# Personality Quirks?



## Spiff The Hedge (Feb 21, 2009)

I've had my hedgie for almost a year now, but I can't seem to figure out what his personality is. I've heard lots of people on the forums talking about how their hedgehog pulls around a blanket, or hangs out with a stuffed animal, or even uses those plastic dump trucks. So far, my hedge has no interesting quirks! Don't get me wrong, I love him to death! What could I do to make his interesting side pop out? ( He doesn't like different or new foods, he won't play with old or new toys, he won't even cuddle with me if I'm wearing a different shirt!)


----------



## strawberryfields (Oct 3, 2009)

It sounds to me like his personality quirk is loving things the way they are. :lol: 

Hedgehogs are like people; Some of them are funny and strange, while some of them are pretty much normal. It goes the same for other personality traits: Some hedgies are mean, shy, impatient, sleepy, etc, while others don't have such distinct traits. They all have their own unique personality, but sometimes that personality is that of a quiet, schedule-loving, mind-his-own-business kind of hedgie.  

Just keep loving him no matter what


----------



## cutietexan (Sep 22, 2009)

my hedgie is the same exact way. he will barely even go near anything but his cat kibble, and will ignore any toy i offer him. yeah, nothing really exciting going on with him, but i love him to death


----------



## mel2626 (Sep 28, 2009)

Haha! I was thinking the same thing! It seems to me that he is perfectly content. He obviously likes the food you feed him and he likes your smell (that must comfort him as well) and has no intent to change a thing! lol :lol: 

You're obviously giving him a good life and lots of love and you've got yourself a happy hedgie!


----------



## Tristen (Aug 30, 2008)

Have you tried letting your hedgie play with toilet paper tubes? They're about the only thing I can get Pokey to play with consistently and he uses the cat ball on rare occasions(he seems to like both at once better though, head in one end of the tube and the ball in the other  )


----------



## silvercat (Oct 24, 2008)

Or an empty kleenex box. Sylvie likes to dig in the corner of hers.

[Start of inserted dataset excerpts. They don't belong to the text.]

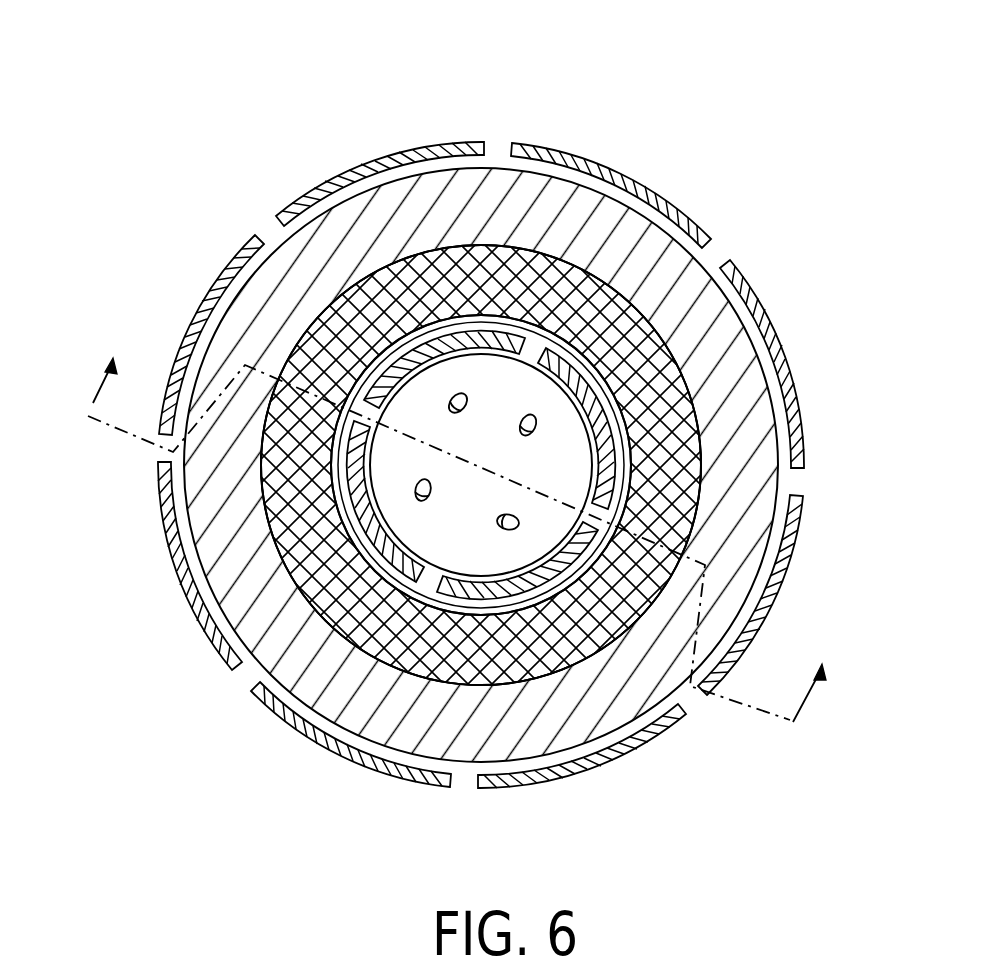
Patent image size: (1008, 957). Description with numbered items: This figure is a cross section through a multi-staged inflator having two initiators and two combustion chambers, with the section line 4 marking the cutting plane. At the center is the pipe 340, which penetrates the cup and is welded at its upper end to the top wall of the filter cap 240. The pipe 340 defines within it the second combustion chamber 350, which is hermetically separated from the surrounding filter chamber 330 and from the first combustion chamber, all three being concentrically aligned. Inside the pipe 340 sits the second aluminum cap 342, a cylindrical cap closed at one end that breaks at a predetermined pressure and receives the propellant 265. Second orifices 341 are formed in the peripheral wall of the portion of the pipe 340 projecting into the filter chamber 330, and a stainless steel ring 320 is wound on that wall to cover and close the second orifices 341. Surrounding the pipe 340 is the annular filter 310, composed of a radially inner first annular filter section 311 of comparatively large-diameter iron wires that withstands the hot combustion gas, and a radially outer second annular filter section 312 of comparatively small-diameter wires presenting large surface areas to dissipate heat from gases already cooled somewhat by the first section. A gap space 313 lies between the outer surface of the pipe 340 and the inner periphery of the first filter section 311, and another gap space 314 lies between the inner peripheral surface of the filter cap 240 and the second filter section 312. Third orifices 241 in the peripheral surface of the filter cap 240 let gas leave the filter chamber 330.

The section line 4- 4 is at (466, 518).
The filter cap 240 is at (220, 277).
The third orifices 241 is at (720, 255).
The propellant 265 is at (543, 418).
The filter 310 is at (665, 64).
The first annular filter section 311 is at (583, 278).
The second annular filter section 312 is at (520, 182).
The gap space 313 is at (700, 493).
The gap space 314 is at (463, 163).
The stainless steel ring 320 is at (405, 625).
The filter chamber 330 is at (512, 732).
The pipe 340 is at (343, 500).
The second orifices 341 is at (545, 345).
The second aluminum cap 342 is at (507, 572).
The second combustion chamber 350 is at (427, 408).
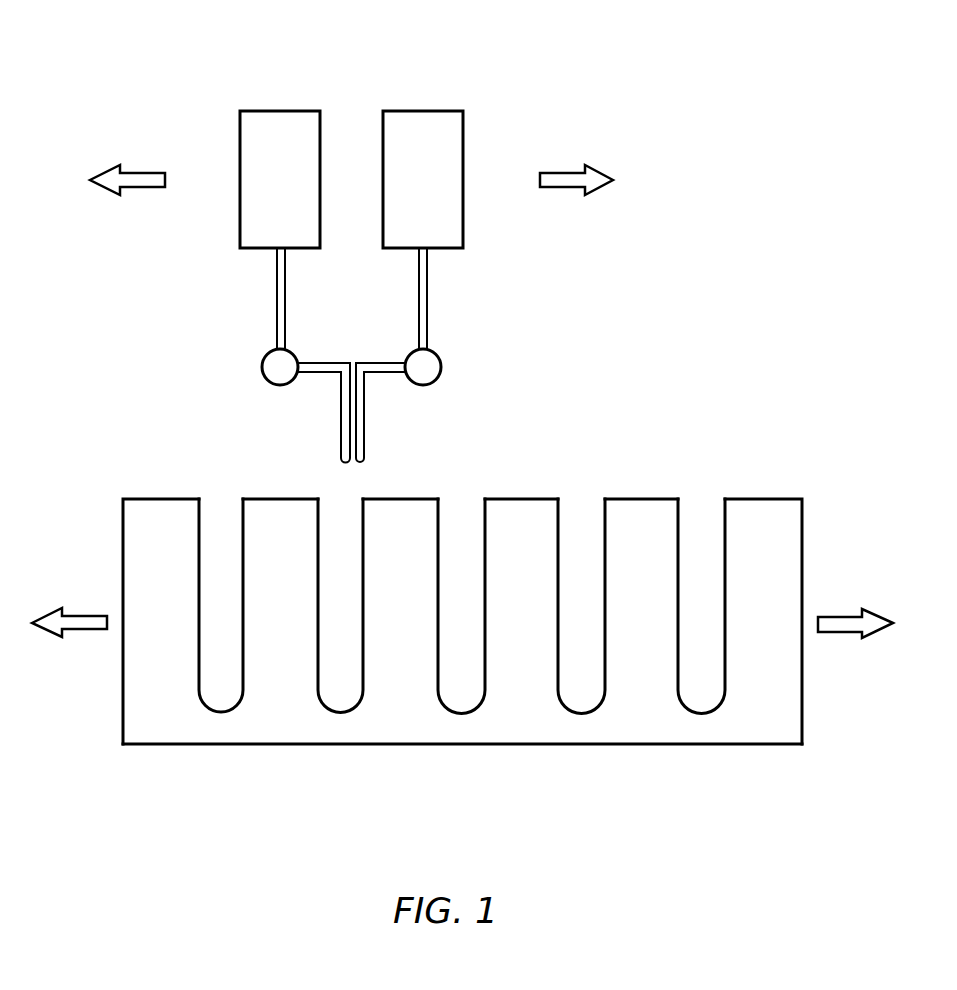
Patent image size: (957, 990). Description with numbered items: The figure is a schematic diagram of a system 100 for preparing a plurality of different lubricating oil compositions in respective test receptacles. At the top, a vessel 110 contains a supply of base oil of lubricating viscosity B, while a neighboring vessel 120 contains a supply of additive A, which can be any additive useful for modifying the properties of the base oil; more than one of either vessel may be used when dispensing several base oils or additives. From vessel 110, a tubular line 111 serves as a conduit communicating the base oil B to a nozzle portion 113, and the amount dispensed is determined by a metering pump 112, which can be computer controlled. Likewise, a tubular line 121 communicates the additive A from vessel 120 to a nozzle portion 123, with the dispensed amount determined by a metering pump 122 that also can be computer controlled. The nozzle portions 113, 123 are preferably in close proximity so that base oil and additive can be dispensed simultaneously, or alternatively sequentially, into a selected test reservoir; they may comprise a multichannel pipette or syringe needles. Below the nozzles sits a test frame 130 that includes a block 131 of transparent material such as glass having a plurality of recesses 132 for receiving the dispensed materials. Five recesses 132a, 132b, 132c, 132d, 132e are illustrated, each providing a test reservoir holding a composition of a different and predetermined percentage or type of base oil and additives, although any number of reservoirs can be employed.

She only gets it at playtime though & not over night as her digging is quite loud


----------



## Morel3etterness (Dec 5, 2009)

My guy doesn't want me to know he has a personality haha. All day he will stay inside his igloo or in a shirt sleeve but once I turn the lights out, I hear the wheel spinning, the balls in the cage rolling around, and eating. Its actually funny. Its like a pattern. He will go on the wheel then to his food bowl, the water bottle, back to the wheel, then to the food bowl then the water hahaha. ALL NIGHT.

What I do is make sure hes not in the cage much at all when I am home unless he just went to sleep. I pick him up with a small towel and wrap him up and hold him in it. He loves it.


----------